The words ‘no known’ used in the English language mean that something is not known, or unknown, to something or someone else. While the phrase does not get much modern use, there are still some agencies that use this phrase quite often, such as law enforcement.
Continue reading on to learn more about the phrase, when to use it, and other phrases that can be substituted for the words instead.
No Known Meaning
If you break down the two words of ‘no known’ the phrase is defined as ‘not any knowledge’. This is because the word no means ‘not any’ and the word ‘known’ is a past tense form of the word know. The two words put together are a more formal way to state that something is unknown.
Other than in specific instances, you will most likely see the phrase ‘no known’ written down rather than spoken. Because ‘no known’ is more formal, most English speakers choose to use the less formal version of the phrase. This includes other phrases such as ‘I do not know’ and ‘it is unknown’.
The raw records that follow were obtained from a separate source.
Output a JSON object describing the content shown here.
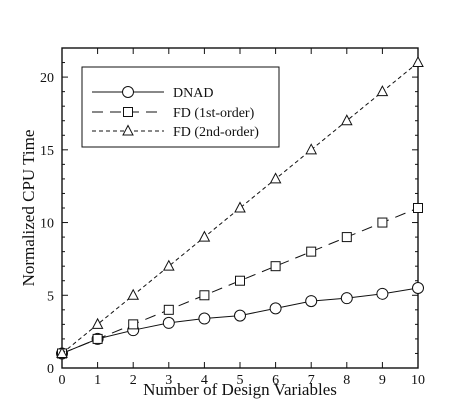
{
  "chart_data": {
    "type": "line",
    "xlabel": "Number of Design Variables",
    "ylabel": "Normalized CPU Time",
    "xlim": [
      0,
      10
    ],
    "ylim": [
      0,
      22
    ],
    "xticks": [
      0,
      1,
      2,
      3,
      4,
      5,
      6,
      7,
      8,
      9,
      10
    ],
    "yticks": [
      0,
      5,
      10,
      15,
      20
    ],
    "grid": false,
    "legend_position": "top-left",
    "x": [
      0,
      1,
      2,
      3,
      4,
      5,
      6,
      7,
      8,
      9,
      10
    ],
    "series": [
      {
        "name": "DNAD",
        "marker": "circle",
        "line_style": "solid",
        "values": [
          1.0,
          2.0,
          2.6,
          3.1,
          3.4,
          3.6,
          4.1,
          4.6,
          4.8,
          5.1,
          5.5
        ]
      },
      {
        "name": "FD (1st-order)",
        "marker": "square",
        "line_style": "long-dash",
        "values": [
          1,
          2,
          3,
          4,
          5,
          6,
          7,
          8,
          9,
          10,
          11
        ]
      },
      {
        "name": "FD (2nd-order)",
        "marker": "triangle",
        "line_style": "short-dash",
        "values": [
          1,
          3,
          5,
          7,
          9,
          11,
          13,
          15,
          17,
          19,
          21
        ]
      }
    ]
  }
}
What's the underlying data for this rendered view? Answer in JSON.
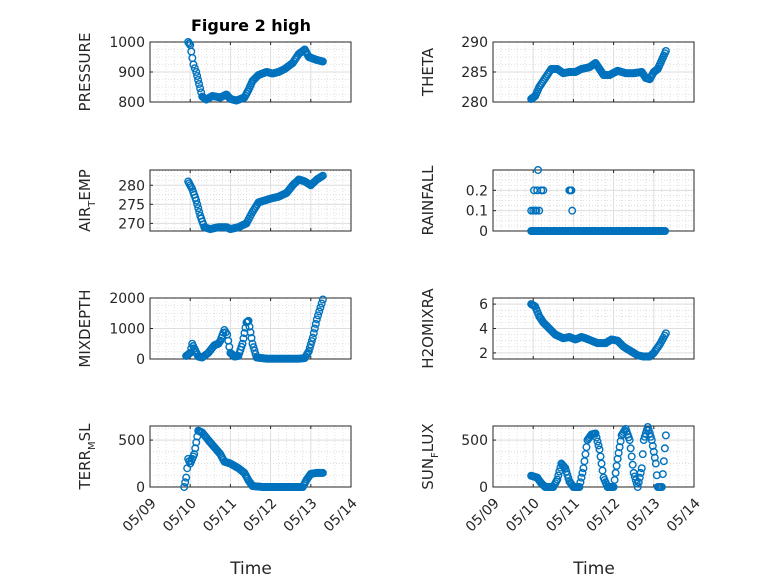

No Known in Law Enforcement
If you have spent any time around law enforcement, you will hear the phrase ‘no known’ spoken quite often. This is because law enforcement must use clear and concise speech when they are communicating over their radios. Law enforcement officials use the phrase ‘no known’ instead of ‘unknown’ because the two-word phrase faces less confusion and miscommunication than the single word.
Examples of No Known
The phrase ‘no known’ can be used in a few different types of sentence structures, including statements and questions. It can also be used as a standalone answer to questions that are posed to the speaker or writer. Here are some examples of sentences that use the phrase ‘no known.’
- There is no known address for the fugitive on file.
- The disease has been around for one hundred years but there is no known cure for it.
- Why was this patient’s medical history marked as ‘no known’?
- Currently, there is no known life to live outside of planet earth.
In each of these examples, the sentence structure can be reformatted to use the less formal ‘unknown’ instead of ‘no known’. Aside from law enforcement, those in the healthcare industry may find themselves using the phrase often as well. However, there are not too many other specific industries that continue to use this verbiage today.